La solución, según algunos, no es censurar la mentira sino que los algoritmos potencien la verdad y premien la veracidad. Pero sería una medida contraproducente para un negocio publicitario como el de las redes. Viralizar denuncias sobre las condiciones en que se producen algunas marcas o las consecuencias de su consumo bajaría las ventas. ¿Es factible hacerlo? Porque hasta resulta difícil que las administraciones graven con impuestos las bebidas con azúcar.

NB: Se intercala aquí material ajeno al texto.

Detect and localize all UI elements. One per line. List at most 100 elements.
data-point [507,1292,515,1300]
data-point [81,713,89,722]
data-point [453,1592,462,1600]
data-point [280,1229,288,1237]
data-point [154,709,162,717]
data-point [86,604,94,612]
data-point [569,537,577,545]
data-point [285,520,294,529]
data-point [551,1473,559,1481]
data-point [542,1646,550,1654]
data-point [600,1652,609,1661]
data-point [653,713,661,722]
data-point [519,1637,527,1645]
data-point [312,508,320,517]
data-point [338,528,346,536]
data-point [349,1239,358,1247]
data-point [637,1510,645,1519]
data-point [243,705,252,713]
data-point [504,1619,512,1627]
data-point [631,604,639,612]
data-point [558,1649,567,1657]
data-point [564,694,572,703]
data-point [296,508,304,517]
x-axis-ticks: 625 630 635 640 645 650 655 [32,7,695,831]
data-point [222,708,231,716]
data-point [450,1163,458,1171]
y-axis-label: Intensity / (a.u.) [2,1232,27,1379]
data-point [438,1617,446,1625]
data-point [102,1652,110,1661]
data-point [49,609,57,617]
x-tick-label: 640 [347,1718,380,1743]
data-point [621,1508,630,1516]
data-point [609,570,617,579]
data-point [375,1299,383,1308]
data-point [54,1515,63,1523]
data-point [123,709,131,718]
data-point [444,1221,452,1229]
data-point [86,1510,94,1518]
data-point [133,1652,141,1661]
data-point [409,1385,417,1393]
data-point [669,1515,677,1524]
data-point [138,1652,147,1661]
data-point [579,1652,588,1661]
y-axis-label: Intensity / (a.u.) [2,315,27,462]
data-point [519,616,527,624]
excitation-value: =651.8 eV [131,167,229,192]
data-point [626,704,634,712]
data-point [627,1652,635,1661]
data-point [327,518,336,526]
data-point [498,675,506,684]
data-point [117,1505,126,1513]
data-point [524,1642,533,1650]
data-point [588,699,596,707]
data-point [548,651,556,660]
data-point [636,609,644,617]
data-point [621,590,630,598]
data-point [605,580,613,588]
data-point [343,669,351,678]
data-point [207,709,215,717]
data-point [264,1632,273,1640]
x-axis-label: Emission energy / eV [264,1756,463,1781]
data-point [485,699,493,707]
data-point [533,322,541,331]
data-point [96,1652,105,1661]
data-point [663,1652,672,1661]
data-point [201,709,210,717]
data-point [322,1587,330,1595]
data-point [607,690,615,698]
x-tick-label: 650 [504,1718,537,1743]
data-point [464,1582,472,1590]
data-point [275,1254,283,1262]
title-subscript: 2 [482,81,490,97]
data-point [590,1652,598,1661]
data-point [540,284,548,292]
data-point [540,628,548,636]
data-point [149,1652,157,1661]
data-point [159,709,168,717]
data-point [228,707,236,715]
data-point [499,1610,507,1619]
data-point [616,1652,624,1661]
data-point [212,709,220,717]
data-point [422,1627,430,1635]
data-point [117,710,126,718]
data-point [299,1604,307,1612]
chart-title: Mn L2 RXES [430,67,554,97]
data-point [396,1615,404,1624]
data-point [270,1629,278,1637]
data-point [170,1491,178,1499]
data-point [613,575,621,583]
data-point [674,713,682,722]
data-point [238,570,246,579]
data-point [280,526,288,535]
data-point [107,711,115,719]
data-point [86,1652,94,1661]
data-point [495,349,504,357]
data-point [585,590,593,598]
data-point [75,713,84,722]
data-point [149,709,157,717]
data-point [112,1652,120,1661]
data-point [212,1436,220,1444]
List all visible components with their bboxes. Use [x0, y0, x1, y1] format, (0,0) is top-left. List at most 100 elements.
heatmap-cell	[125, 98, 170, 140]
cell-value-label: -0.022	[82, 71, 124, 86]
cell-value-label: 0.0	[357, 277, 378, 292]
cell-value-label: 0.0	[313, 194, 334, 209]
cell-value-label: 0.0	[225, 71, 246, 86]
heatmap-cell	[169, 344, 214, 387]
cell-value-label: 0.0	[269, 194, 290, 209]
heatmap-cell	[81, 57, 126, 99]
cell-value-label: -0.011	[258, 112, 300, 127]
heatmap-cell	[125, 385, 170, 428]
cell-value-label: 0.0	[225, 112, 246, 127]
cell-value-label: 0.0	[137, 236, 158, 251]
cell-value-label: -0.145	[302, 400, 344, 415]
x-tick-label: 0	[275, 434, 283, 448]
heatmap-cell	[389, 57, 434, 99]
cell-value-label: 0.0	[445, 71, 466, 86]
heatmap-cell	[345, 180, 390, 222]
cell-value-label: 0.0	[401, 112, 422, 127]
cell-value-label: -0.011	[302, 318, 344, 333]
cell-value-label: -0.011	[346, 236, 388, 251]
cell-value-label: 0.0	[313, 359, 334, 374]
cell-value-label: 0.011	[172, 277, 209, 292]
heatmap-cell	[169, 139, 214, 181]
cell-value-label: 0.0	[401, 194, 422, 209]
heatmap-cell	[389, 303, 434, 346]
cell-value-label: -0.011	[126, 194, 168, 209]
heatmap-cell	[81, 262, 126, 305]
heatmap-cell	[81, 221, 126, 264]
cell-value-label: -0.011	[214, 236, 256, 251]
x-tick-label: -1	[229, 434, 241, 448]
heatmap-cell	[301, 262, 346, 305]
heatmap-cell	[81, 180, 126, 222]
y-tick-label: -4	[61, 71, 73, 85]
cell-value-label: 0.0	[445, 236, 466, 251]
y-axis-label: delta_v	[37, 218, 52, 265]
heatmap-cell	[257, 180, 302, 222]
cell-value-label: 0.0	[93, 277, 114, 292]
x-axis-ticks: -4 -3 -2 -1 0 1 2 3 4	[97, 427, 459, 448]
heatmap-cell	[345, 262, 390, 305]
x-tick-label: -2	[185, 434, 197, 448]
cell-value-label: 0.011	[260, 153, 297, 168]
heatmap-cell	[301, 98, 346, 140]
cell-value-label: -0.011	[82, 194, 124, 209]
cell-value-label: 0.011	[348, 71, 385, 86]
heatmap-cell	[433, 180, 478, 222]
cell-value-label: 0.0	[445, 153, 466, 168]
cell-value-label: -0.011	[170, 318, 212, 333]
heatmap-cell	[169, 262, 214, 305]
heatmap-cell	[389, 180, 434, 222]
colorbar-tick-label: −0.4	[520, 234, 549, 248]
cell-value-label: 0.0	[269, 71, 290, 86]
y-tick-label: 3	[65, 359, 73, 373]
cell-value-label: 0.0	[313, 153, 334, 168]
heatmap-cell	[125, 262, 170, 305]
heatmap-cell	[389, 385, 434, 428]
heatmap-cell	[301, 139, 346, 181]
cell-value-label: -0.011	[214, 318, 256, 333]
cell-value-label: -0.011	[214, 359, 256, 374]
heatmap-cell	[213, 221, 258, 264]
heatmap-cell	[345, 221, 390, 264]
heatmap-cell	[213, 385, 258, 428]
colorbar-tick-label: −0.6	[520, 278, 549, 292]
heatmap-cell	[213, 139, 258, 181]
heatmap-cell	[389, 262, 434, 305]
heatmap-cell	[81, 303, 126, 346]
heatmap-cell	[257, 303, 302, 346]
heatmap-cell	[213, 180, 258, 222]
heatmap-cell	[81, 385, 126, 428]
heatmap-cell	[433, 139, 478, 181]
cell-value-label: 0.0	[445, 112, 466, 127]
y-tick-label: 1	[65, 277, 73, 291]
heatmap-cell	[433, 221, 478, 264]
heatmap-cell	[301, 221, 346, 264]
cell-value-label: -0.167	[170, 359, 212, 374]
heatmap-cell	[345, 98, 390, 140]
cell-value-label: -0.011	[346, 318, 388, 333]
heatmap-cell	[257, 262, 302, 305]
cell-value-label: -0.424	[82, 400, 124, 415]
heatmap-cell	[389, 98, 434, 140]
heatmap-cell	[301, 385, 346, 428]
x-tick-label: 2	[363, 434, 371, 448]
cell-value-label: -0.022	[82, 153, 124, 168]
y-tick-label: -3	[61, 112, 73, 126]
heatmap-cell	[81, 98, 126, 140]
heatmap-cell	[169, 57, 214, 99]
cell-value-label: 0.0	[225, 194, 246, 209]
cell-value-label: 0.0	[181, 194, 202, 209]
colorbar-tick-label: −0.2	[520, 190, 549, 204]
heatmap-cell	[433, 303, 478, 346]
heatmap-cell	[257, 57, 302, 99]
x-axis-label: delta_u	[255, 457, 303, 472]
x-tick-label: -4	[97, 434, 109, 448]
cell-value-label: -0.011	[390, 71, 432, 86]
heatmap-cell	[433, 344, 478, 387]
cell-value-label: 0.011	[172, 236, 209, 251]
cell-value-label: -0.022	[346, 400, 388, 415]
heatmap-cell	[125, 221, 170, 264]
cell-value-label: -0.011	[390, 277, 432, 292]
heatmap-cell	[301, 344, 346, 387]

Parece imposible pedirle a una compañía privada que incorpore criterios de salud democrática. ¿Qué consecuencias tendría? Cuestionar la publicidad con noticias críticas podría llevar a los empresarios ante los tribunales. Ya ocurrió, por ejemplo, en 2016 con el fraude de motores “ecológicos” de diesel en la Unión Europea. Y es lo que le ha ocurrido a Facebook y a su fundador, Mark Zuckerberg, quien ya ha tenido que comparecer ante el Senado de los Estados Unidos y en el Parlamento Europeo por la filtración masiva de datos de la que se aprovechó Trump mediante Cambridge Analytica. Solo los medios que reconocen su función social limitan la publicidad y combaten sus mentiras. Solo así es posible mantener un ecosistema informativo y comunicativo saludable.